Historically Used In an Exclusive Sense, This Blog Aims to Explore What God's Up To Inside & Outside the Institutional Church

Let the Games Begin!

gong show

One of our family’s current TV show favorites is “Chopped” in which top chefs compete to make the best meal for a panel of judges. Those whose dishes are not up to par are “chopped” or eliminated from the competition. I thought maybe some kind of similar competition for preachers would be fun – something along the lines of the old Gong Show format. I’m not sure what to call it though – preachers out of favor in the old days would be stoned, beheaded, jailed, exiled, or dismissed but none of those sound good for a show name.

A bigger problem is what criteria for judging would be used? On “Chopped” the criteria are creativity, presentation and technique. No such criteria are agreed upon for preaching – though more & more its seems hair, dress, laughter and “hipness” seem what grabs popular attention. In contrast, John the Baptist was the first wild man with a perpetual bad hair day, Jonah preached covered in whale vomit, and the apostle Paul was dismissed as unsightly & boring. Probably no telegenic smiles in that bunch!

Charles Spurgeon in his “Lectures to My Students” reviews some of the pitfalls of preaching styles and mannerisms oh his own day. While my meager observations don’t come near his classic work, here are a few styles & pitfall I’ve noticed:
“The Hobby Horse Rider” is the preacher that has one or two favorite subjects and no matter the text or the season returns to them again & again. Sadly, these are usually pet peeves such as politics, the End Times, moral issues or what ever is the obsession of the month. Is it “Communion Sunday”? Gog & Magog dominate the message. Christmas? The evils of Federal Bureaucracy dominates. Easter Morning? A refresher course in dispensational theology is offered up. The gospel of the cross and the victory of the resurrection is buried beneath what ever irks the preacher.

“The Machine Gun Preacher” – This is the preacher that unloads at full volume, full speed and full load. He takes no hostages and hardly a breath as well. Its hard to follow what’s been said because the delivery is overwhelming. This specimen is rare but still around – if you encounter him – duck!

“The Marshmellow Preacher” – A marshmallow is sugar plus air & this preacher’s message is about the same. Stories, jokes and a nice feel good moral make up the bulk with the emphasis on “make ’em laugh” or “make ’em cry.” Just like a marshmallow provides no nutritional value, so the message of the marshmallow preacher is hard to remember 5 minutes after consumed.

Preaching has always been considered foolishness (1 Cor. 1:21). Its futility, obsolescence & eventual demise has been repeatedly pronounced from generation to generation in favor of the techno-gadget innovation of the moment. Yet, God chooses the foolishness of preaching and preachers to deliver the good news of his saving power.

How is it possible to judge success the success of preaching or a preacher? What criteria would be used? Popularity? Applause? Crowds?
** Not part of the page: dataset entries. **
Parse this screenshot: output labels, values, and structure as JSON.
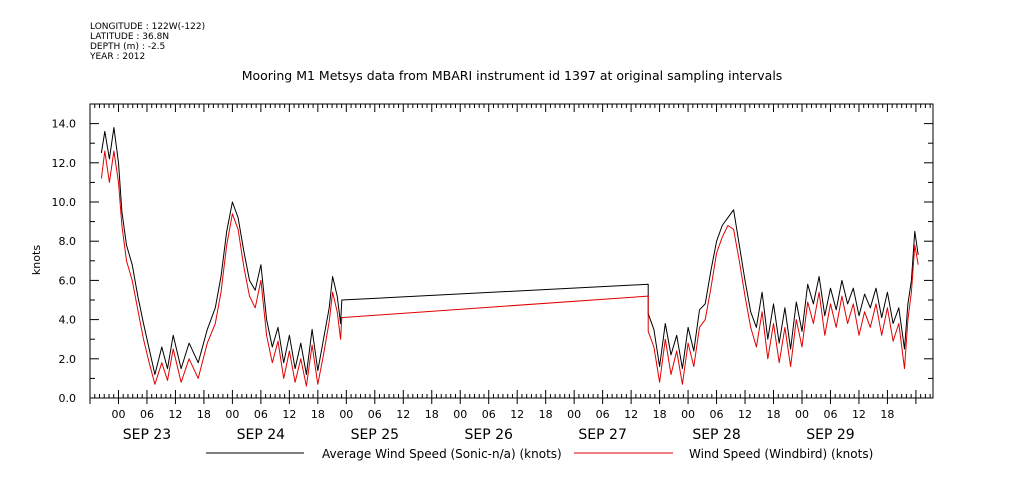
{
  "metadata": {
    "longitude": "LONGITUDE : 122W(-122)",
    "latitude": "LATITUDE : 36.8N",
    "depth": "DEPTH (m) : -2.5",
    "year": "YEAR : 2012"
  },
  "chart_data": {
    "type": "line",
    "title": "Mooring M1 Metsys data from MBARI instrument id 1397 at original sampling intervals",
    "ylabel": "knots",
    "xlabel": "",
    "ylim": [
      0,
      15
    ],
    "xlim": [
      -0.25,
      7.15
    ],
    "x_unit": "days since 2012-09-23 00:00",
    "y_ticks": [
      "0.0",
      "2.0",
      "4.0",
      "6.0",
      "8.0",
      "10.0",
      "12.0",
      "14.0"
    ],
    "y_tick_values": [
      0,
      2,
      4,
      6,
      8,
      10,
      12,
      14
    ],
    "hour_ticks": [
      "00",
      "06",
      "12",
      "18",
      "00",
      "06",
      "12",
      "18",
      "00",
      "06",
      "12",
      "18",
      "00",
      "06",
      "12",
      "18",
      "00",
      "06",
      "12",
      "18",
      "00",
      "06",
      "12",
      "18",
      "00",
      "06",
      "12",
      "18"
    ],
    "day_labels": [
      "SEP 23",
      "SEP 24",
      "SEP 25",
      "SEP 26",
      "SEP 27",
      "SEP 28",
      "SEP 29"
    ],
    "grid": false,
    "legend_position": "bottom",
    "series": [
      {
        "name": "Average Wind Speed (Sonic-n/a) (knots)",
        "color": "#000000",
        "points": [
          [
            -0.15,
            12.5
          ],
          [
            -0.12,
            13.6
          ],
          [
            -0.08,
            12.2
          ],
          [
            -0.04,
            13.8
          ],
          [
            0.0,
            12.0
          ],
          [
            0.03,
            9.5
          ],
          [
            0.07,
            7.8
          ],
          [
            0.12,
            6.8
          ],
          [
            0.17,
            5.2
          ],
          [
            0.22,
            3.8
          ],
          [
            0.27,
            2.5
          ],
          [
            0.32,
            1.2
          ],
          [
            0.38,
            2.6
          ],
          [
            0.43,
            1.5
          ],
          [
            0.48,
            3.2
          ],
          [
            0.55,
            1.5
          ],
          [
            0.62,
            2.8
          ],
          [
            0.7,
            1.8
          ],
          [
            0.78,
            3.5
          ],
          [
            0.85,
            4.6
          ],
          [
            0.9,
            6.2
          ],
          [
            0.95,
            8.5
          ],
          [
            1.0,
            10.0
          ],
          [
            1.05,
            9.2
          ],
          [
            1.1,
            7.5
          ],
          [
            1.15,
            6.0
          ],
          [
            1.2,
            5.5
          ],
          [
            1.25,
            6.8
          ],
          [
            1.3,
            4.0
          ],
          [
            1.35,
            2.6
          ],
          [
            1.4,
            3.6
          ],
          [
            1.45,
            1.8
          ],
          [
            1.5,
            3.2
          ],
          [
            1.55,
            1.5
          ],
          [
            1.6,
            2.8
          ],
          [
            1.65,
            1.2
          ],
          [
            1.7,
            3.5
          ],
          [
            1.75,
            1.4
          ],
          [
            1.8,
            3.0
          ],
          [
            1.85,
            4.6
          ],
          [
            1.88,
            6.2
          ],
          [
            1.92,
            5.2
          ],
          [
            1.95,
            3.8
          ],
          [
            1.96,
            5.0
          ],
          [
            4.65,
            5.8
          ],
          [
            4.65,
            4.3
          ],
          [
            4.7,
            3.5
          ],
          [
            4.75,
            1.6
          ],
          [
            4.8,
            3.8
          ],
          [
            4.85,
            2.2
          ],
          [
            4.9,
            3.2
          ],
          [
            4.95,
            1.5
          ],
          [
            5.0,
            3.6
          ],
          [
            5.05,
            2.4
          ],
          [
            5.1,
            4.5
          ],
          [
            5.15,
            4.8
          ],
          [
            5.2,
            6.5
          ],
          [
            5.25,
            8.0
          ],
          [
            5.3,
            8.8
          ],
          [
            5.35,
            9.2
          ],
          [
            5.4,
            9.6
          ],
          [
            5.45,
            7.8
          ],
          [
            5.5,
            6.0
          ],
          [
            5.55,
            4.4
          ],
          [
            5.6,
            3.6
          ],
          [
            5.65,
            5.4
          ],
          [
            5.7,
            3.0
          ],
          [
            5.75,
            4.8
          ],
          [
            5.8,
            2.8
          ],
          [
            5.85,
            4.6
          ],
          [
            5.9,
            2.5
          ],
          [
            5.95,
            4.9
          ],
          [
            6.0,
            3.4
          ],
          [
            6.05,
            5.8
          ],
          [
            6.1,
            4.8
          ],
          [
            6.15,
            6.2
          ],
          [
            6.2,
            4.2
          ],
          [
            6.25,
            5.6
          ],
          [
            6.3,
            4.5
          ],
          [
            6.35,
            6.0
          ],
          [
            6.4,
            4.8
          ],
          [
            6.45,
            5.6
          ],
          [
            6.5,
            4.2
          ],
          [
            6.55,
            5.3
          ],
          [
            6.6,
            4.6
          ],
          [
            6.65,
            5.6
          ],
          [
            6.7,
            4.1
          ],
          [
            6.75,
            5.4
          ],
          [
            6.8,
            3.8
          ],
          [
            6.85,
            4.6
          ],
          [
            6.9,
            2.5
          ],
          [
            6.93,
            4.8
          ],
          [
            6.96,
            6.0
          ],
          [
            6.99,
            8.5
          ],
          [
            7.02,
            7.3
          ]
        ]
      },
      {
        "name": "Wind Speed (Windbird) (knots)",
        "color": "#e00000",
        "points": [
          [
            -0.15,
            11.2
          ],
          [
            -0.12,
            12.6
          ],
          [
            -0.08,
            11.0
          ],
          [
            -0.04,
            12.6
          ],
          [
            0.0,
            11.0
          ],
          [
            0.03,
            8.8
          ],
          [
            0.07,
            7.0
          ],
          [
            0.12,
            6.0
          ],
          [
            0.17,
            4.5
          ],
          [
            0.22,
            3.0
          ],
          [
            0.27,
            1.8
          ],
          [
            0.32,
            0.7
          ],
          [
            0.38,
            1.8
          ],
          [
            0.43,
            0.9
          ],
          [
            0.48,
            2.5
          ],
          [
            0.55,
            0.8
          ],
          [
            0.62,
            2.0
          ],
          [
            0.7,
            1.0
          ],
          [
            0.78,
            2.8
          ],
          [
            0.85,
            3.8
          ],
          [
            0.9,
            5.4
          ],
          [
            0.95,
            7.8
          ],
          [
            1.0,
            9.4
          ],
          [
            1.05,
            8.6
          ],
          [
            1.1,
            6.7
          ],
          [
            1.15,
            5.2
          ],
          [
            1.2,
            4.6
          ],
          [
            1.25,
            6.0
          ],
          [
            1.3,
            3.2
          ],
          [
            1.35,
            1.8
          ],
          [
            1.4,
            2.9
          ],
          [
            1.45,
            1.0
          ],
          [
            1.5,
            2.4
          ],
          [
            1.55,
            0.8
          ],
          [
            1.6,
            2.0
          ],
          [
            1.65,
            0.6
          ],
          [
            1.7,
            2.7
          ],
          [
            1.75,
            0.7
          ],
          [
            1.8,
            2.2
          ],
          [
            1.85,
            3.9
          ],
          [
            1.88,
            5.4
          ],
          [
            1.92,
            4.4
          ],
          [
            1.95,
            3.0
          ],
          [
            1.96,
            4.1
          ],
          [
            4.65,
            5.2
          ],
          [
            4.65,
            3.4
          ],
          [
            4.7,
            2.6
          ],
          [
            4.75,
            0.8
          ],
          [
            4.8,
            3.0
          ],
          [
            4.85,
            1.2
          ],
          [
            4.9,
            2.4
          ],
          [
            4.95,
            0.7
          ],
          [
            5.0,
            2.8
          ],
          [
            5.05,
            1.6
          ],
          [
            5.1,
            3.6
          ],
          [
            5.15,
            4.0
          ],
          [
            5.2,
            5.6
          ],
          [
            5.25,
            7.4
          ],
          [
            5.3,
            8.2
          ],
          [
            5.35,
            8.8
          ],
          [
            5.4,
            8.6
          ],
          [
            5.45,
            7.0
          ],
          [
            5.5,
            5.2
          ],
          [
            5.55,
            3.6
          ],
          [
            5.6,
            2.6
          ],
          [
            5.65,
            4.4
          ],
          [
            5.7,
            2.0
          ],
          [
            5.75,
            3.8
          ],
          [
            5.8,
            1.8
          ],
          [
            5.85,
            3.6
          ],
          [
            5.9,
            1.6
          ],
          [
            5.95,
            4.0
          ],
          [
            6.0,
            2.6
          ],
          [
            6.05,
            4.9
          ],
          [
            6.1,
            3.8
          ],
          [
            6.15,
            5.4
          ],
          [
            6.2,
            3.2
          ],
          [
            6.25,
            4.8
          ],
          [
            6.3,
            3.6
          ],
          [
            6.35,
            5.2
          ],
          [
            6.4,
            3.8
          ],
          [
            6.45,
            4.8
          ],
          [
            6.5,
            3.2
          ],
          [
            6.55,
            4.4
          ],
          [
            6.6,
            3.6
          ],
          [
            6.65,
            4.8
          ],
          [
            6.7,
            3.2
          ],
          [
            6.75,
            4.6
          ],
          [
            6.8,
            2.9
          ],
          [
            6.85,
            3.8
          ],
          [
            6.9,
            1.5
          ],
          [
            6.93,
            4.0
          ],
          [
            6.96,
            5.4
          ],
          [
            6.99,
            7.8
          ],
          [
            7.02,
            6.8
          ]
        ]
      }
    ]
  }
}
The prophets of old were told that their message would be ignored & rejected by listeners with deaf ears, blind eyes and hard hearts. It is a work of grace and the Holy Spirit to change the blind, deaf and hardened to hear and believe God’s truth. God could have chosen so many other ways to get his point across – but he didn’t. God chose the foolishness of preaching to deliver the saving message of the cross. While a gong show for preachers might be entertaining, it would miss the point. Its not about the messenger – its about the message, Jesus, the glory and revelation of God’s saving power.

“The preacher of the gospel is like the sower. He does not make his seed; it is given him by his divine Master…He has to leave the seed in the care of the Lord who gave it to him, for he is not responsible for the harvest, he is only accountable for the care and industry with which he does his work…Our duty is not measured by the character of our hearers, but by the command of our God.”